Wednesday, October 19, 2011

A story of a boy from Ampara a reflection of the state of our ‘Rural Youth’ Part 4

a continuation from the previous blog entry

As if that was not enough, I think these growing boys need to eat more than three meals a day, constantly angling to eat. My problem was that I am not completely set up for a cooking experience! And still have to get the gas cooker oven serviced. As I eat seldom or eat out, it does not bother me, but buying three meals in Colombo 7 is not an easy task and inevitably the amount given to him for food, exceeded his monthly wage. I had budgeted on it being equal to his monthly wage but not a lot more! Over and above what was being consumed from the tea and biscuits type which are bought it separately and are not part of the budget.

I was always a little concerned about him walking the streets of Colombo 7 at night in order for him to pick up a dinner or go to a supermarket to pick up some milk. Gregory’s Road may be today arguably the best designed street anywhere. One side is for pedestrians as it is part of the Defense Secretary’s daily evening walk, and the other side is for parking vehicles cross ways in demarcated parking bays. There are about 20 uniformed policemen on duty 24 hours a day due to either the Embassies or the Ambassadors residences being on this road. In addition there are about 40 people who are 24 hour security personnel guarding the entrances of pricey homes or by-lanes. He could be liable to be picked if he was not dressed in suitable attire. His choice of attire is not to my liking so each time he went out, an alarm bell rang about his the likelihood of being stopped and questioned sans ID.

The final crunch came when he refused to go to the farm to help his nephew with washing the dogs. He was just being spoilt, never having to do anything in his life, part of Sri Lanka’s youngest son syndrome, where they are really good for nothing and can do nothing but yap and complain and talk back when corrected.

What sets him apart from the numerous people I see who are looking for jobs, with qualifications and degrees, who in their 30s are still looking for their first job is the confidence he has in dealing with people, and total lack of respect for anyone. When you get someone who has rarely been corrected in their lives, and possibly not been controlled by anyone even their school teachers, authority is something alien to them. I while realizing this, thought the army would have taught him some respect for the elders.

He realizing that he could not take any more correction, decided to go back home on his own wish, and fortunately did not drag his nephew along with him, who is on the farm exclusively taking care of my dogs, as I am not in a position at the moment to spend time with them except one day a week when I play with them.

Ironically there was no ill will between us. It was simply that he could not obey!

Concluded (I intend visiting him one day in his surroundings to get an idea of his environs)


Jack Point said...

I have a feeling it is the military that may have given him the arrogance when dealing with civilians.

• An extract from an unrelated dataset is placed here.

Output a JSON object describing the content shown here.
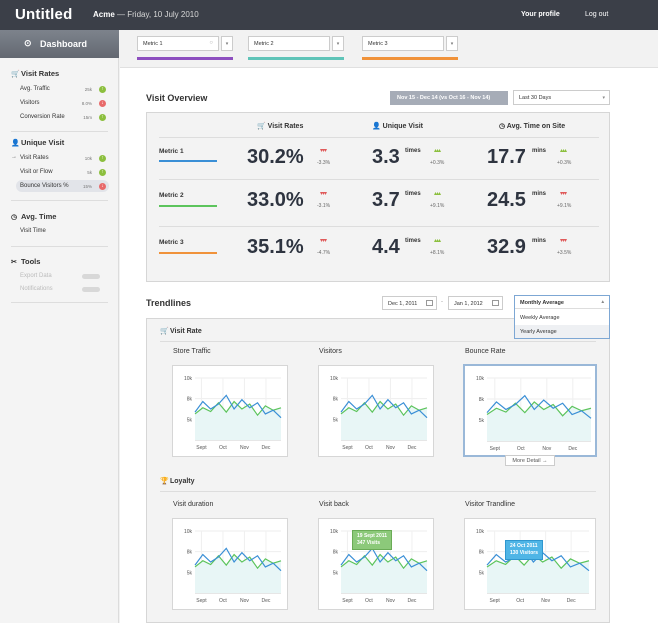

In the Lanka of today the military can do no wrong, so this may be what you see.

Anonymous said...


I was afraid for your safety with this crazy character around.

Rajaratarala said...


If you think this guy is crazy then half the people I come across are crazy. He was harmless compared to the really scary characters I have had to deal with in Raja Ela. Maybe I have been de sensitized!


You have a point, (no pun intended)but I don't think he was in the army long enough for that. I am convinced it is the home environment as I had already noted, as I find many with similar ideas, with no connection to the forces. For some reason today's youth are brought up with few rules and responsibilities.